Pada abad ketiga dan keempat Hijriah, saat Islam mengalami
globalisasi dan perluasan wilayah serta mengalami puncak kejayaan,
termasuk puncak kekuasaan politik dan kebebasan ekspresi intelektual,
tasawuf menjadi alternatif dalam kehidupan kosmologi Islam.
Terutama pula setelah umat Islam mengalami kemunduran sebagai akibat
penaklukan pusat-pusat kekuasaan dan peradaban Islam di pengujung abad
ketiga dan keempat Hijriah. Pada saat itu, tasawuf mengalami
perkembangan pesat. Ditandai dengan lahirnya tokoh-tokoh tasawuf.
Sebut
saja Abu Sulaiman Ad-Darimi (w. 215 H), Ahmad ibn Al-Hawari Al-Damisqi
(w. 230 H), Dzun Nun Al-Mishri (w. 261 H), Junaid Al-Bagdadi (w. 298 H),
Husain ibn Mansur Al-Khallaj (w. 309 H), Abu Bakar Asy-Syibli (w. 334
H), dan Abu Nasr Sarraj At-Tusi (w. 378 H). Pada abad kelima dan
keenam, tasawuf kian berkembang.
Pada periode ini, lahir Imam
Gazali (w. 505 H/1111 M) yang ajarannya paling banyak berpengaruh di
India dan termasuk di kepulauan nusantara. Lalu muncul pertanyaan,
apakah ada kaitan antara kemerosotan peradaban dan intelektualitas dunia
Islam dengan berkembangnya tasawuf? Masih perlu kajian mendalam.
Hal
yang sudah jelas, Islam yang masuk ke Indonesia adalah Islam yang sudah
mengalami degradasi politik dan intelektual. Akan tetapi, ini mungkin
ada hikmahnya. Islam sufistis yang masuk ke Indonesia lebih mudah
beradaptasi dan berpenetrasi, sehingga tak menimbulkan resistensi.
Seperti masuknya Islam ke Spanyol dan daratan Eropa lainnya.
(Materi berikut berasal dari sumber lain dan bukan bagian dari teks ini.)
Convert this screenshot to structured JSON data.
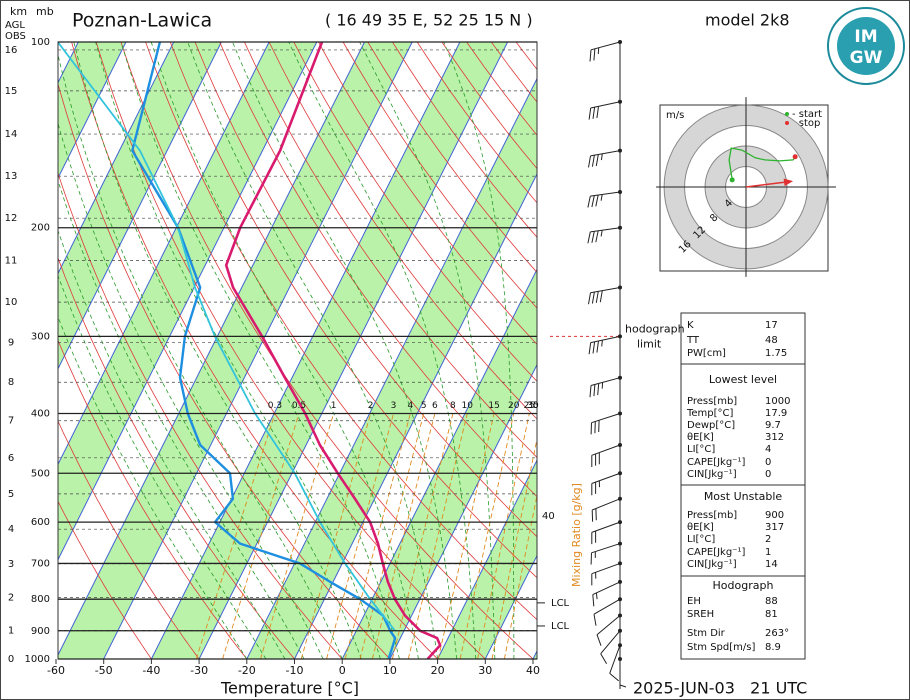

Mengapa Tasawuf banyak digemari kelas menengah?Fenomena
kelas menengah baru Indonesia sesungguhnya adalah fenomena kelas
menengah santri. Mereka berlatar belakang keagamaan Islam yang relatif
taat meskipun sebatas formal. Kelas menengah di sini meliputi kelas
menengah dalam dunia bisnis dan perekonomian, akademisi, militer, dan
dunia LSM.
Secara ekonomi mereka sudah berada pada post
basic-needs. Mereka sudah mempunyai kecukupan untuk melengkapi
kehidupannya dengan aksesoris kebutuhan sekunder. Mereka ini kebanyakan
berdiam di kota-kota besar. Karena, mereka kebanyakan dari latar
belakang santri, maka mereka tahu peta jalan keagamaan.
Mereka
sadar, kebahagiaan mempunyai banyak sisi, termasuk kebahagiaan melalui
jalur agama. Mereka ini lebih tertarik untuk memahami agama lebih dari
sekadar hal formalistis, yang memang sudah tertanam dari dalam
lingkungan keluarganya. Mereka ingin memahami sisi-sisi lain dari agama.